L'audit des contrats avec les différents acteurs intervenant autour des systèmes d'information de l'entreprise est également nécessaire : services informatiques externalisés, logiciels tiers....

Autre sujet d'importance majeure : la cible a-t-elle a déjà fait l'objet d'une cyberattaque, quels ont été les impacts économiques et organisationnels pour l'entreprise, les opérations de rémédiation mises en place, ou encore si des notifications aux autorités ont été effectuées (CNIL, ANSSI, ARS....).

Un événement non déclaré à une autorité ou non corrigé peut être lourd de conséquences pour l'acquéreur qui devra prendre en charge les conséquences financières.

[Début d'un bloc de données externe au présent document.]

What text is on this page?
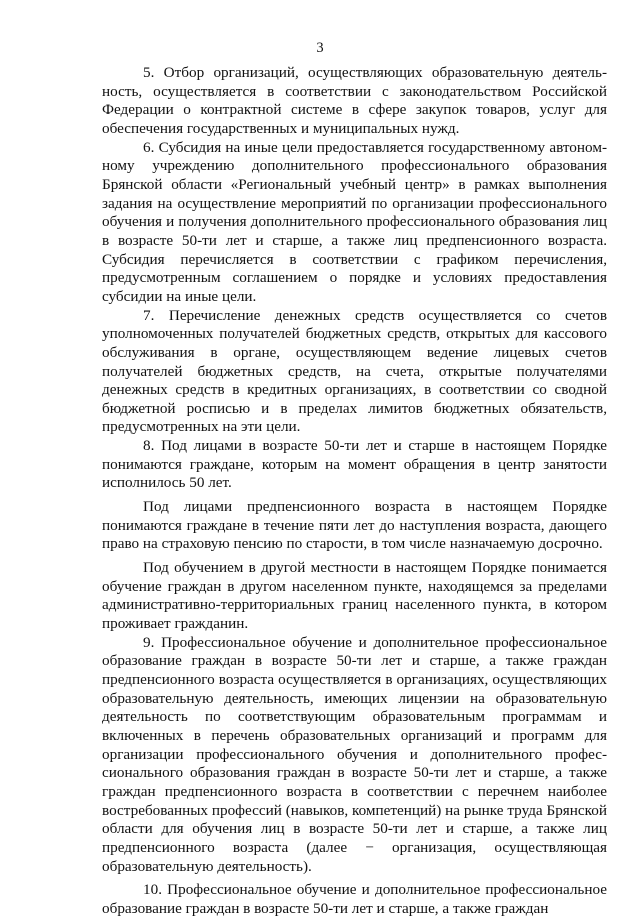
3

5. Отбор организаций, осуществляющих образовательную деятельность, осуществляется в соответствии с законодательством Российской Федерации о контрактной системе в сфере закупок товаров, услуг для обеспечения государственных и муниципальных нужд.

6. Субсидия на иные цели предоставляется государственному автономному учреждению дополнительного профессионального образования Брянской области «Региональный учебный центр» в рамках выполнения задания на осуществление мероприятий по организации профессионального обучения и получения дополнительного профессионального образования лиц в возрасте 50-ти лет и старше, а также лиц предпенсионного возраста. Субсидия перечисляется в соответствии с графиком перечисления, предусмотренным соглашением о порядке и условиях предоставления субсидии на иные цели.

7. Перечисление денежных средств осуществляется со счетов уполномоченных получателей бюджетных средств, открытых для кассового обслуживания в органе, осуществляющем ведение лицевых счетов получателей бюджетных средств, на счета, открытые получателями денежных средств в кредитных организациях, в соответствии со сводной бюджетной росписью и в пределах лимитов бюджетных обязательств, предусмотренных на эти цели.

8. Под лицами в возрасте 50-ти лет и старше в настоящем Порядке понимаются граждане, которым на момент обращения в центр занятости исполнилось 50 лет.

Под лицами предпенсионного возраста в настоящем Порядке понимаются граждане в течение пяти лет до наступления возраста, дающего право на страховую пенсию по старости, в том числе назначаемую досрочно.

Под обучением в другой местности в настоящем Порядке понимается обучение граждан в другом населенном пункте, находящемся за пределами административно-территориальных границ населенного пункта, в котором проживает гражданин.

9. Профессиональное обучение и дополнительное профессиональное образование граждан в возрасте 50-ти лет и старше, а также граждан предпенсионного возраста осуществляется в организациях, осуществляющих образовательную деятельность, имеющих лицензии на образовательную деятельность по соответствующим образовательным программам и включенных в перечень образовательных организаций и программ для организации профессионального обучения и дополнительного профессионального образования граждан в возрасте 50-ти лет и старше, а также граждан предпенсионного возраста в соответствии с перечнем наиболее востребованных профессий (навыков, компетенций) на рынке труда Брянской области для обучения лиц в возрасте 50-ти лет и старше, а также лиц предпенсионного возраста (далее − организация, осуществляющая образовательную деятельность).

10. Профессиональное обучение и дополнительное профессиональное образование граждан в возрасте 50-ти лет и старше, а также граждан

Ainsi, un opérateur de service essentiel n'ayant pas notifié un incident de sécurité à l'ANSSI s'expose à une amende de 75 000 euros[4]. Autre exemple, à partir de janvier 2025, les établissements financiers auront l'obligation de mettre en place des mesures de préventions de risques cyber conformément au règlement DORA (stratégie cyber, documentations, ressources humaines, test du plan de continuité, notification des incidents) et s'exposeront à des sanctions pécuniaires voire pénales pouvant même s'appliquer aux membres de la direction[5].

L'impact de la cyber-compliance sur la valeur de l'entreprise

Une entreprise ayant fait l'objet de cyberattaques voire de mises en demeure publiques par des autorités de contrôle (CNIL/ANSSI) impacte négativement et de manière évidente la confiance des acquéreurs.

Ces derniers peuvent décider d'imposer des mesures de correction préalablement au closing ou s'ils sont pris par le temps, accepter le risque et en faire un atout de négociation pour diminuer le prix de l'entreprise ou encore obtenir des garanties pour ne pas endosser la responsabilité de ces manquements a posteriori.

Pourtant, quand bien même la société cible aurait mis en place des mesures appropriées, nul n'est à l'abri d'une attaque cyber, dont le risque est par définition très aléatoire. La question n'est en effet pas toujours de savoir si l'entreprise est bien préparée mais si la survenance d'un incident informatique pourrait diminuer sa valeur.

Se pose alors la question savoir si ce risque pourrait faire l'objet de garanties spécifiques dans l'acte d'acquisition ou au mieux, s'il pourrait être garanti par les assureurs de l'acquéreur.

A ce jour, le risque cyber reste encore mal apprécié par les assurances de garantie de passif, mais le marché est en pleine évolution, il n'est donc pas impossible que les pratiques soient amenées à évoluer.


Les auteurs

Elisabeth Marrache est avocate associée, IP/IT et protection des données au sein du cabinet Addleshaw Goddard France. Elle dispose d'une expertise en matière de propriété intellectuelle, droit des nouvelles technologies et données personnelles et intervient sur des opérations complexes en droit du numérique (contrats informatiques, opérations d'outsourcing, droit de l'internet) ainsi qu'en droit des données personnelles et en propriété intellectuelle.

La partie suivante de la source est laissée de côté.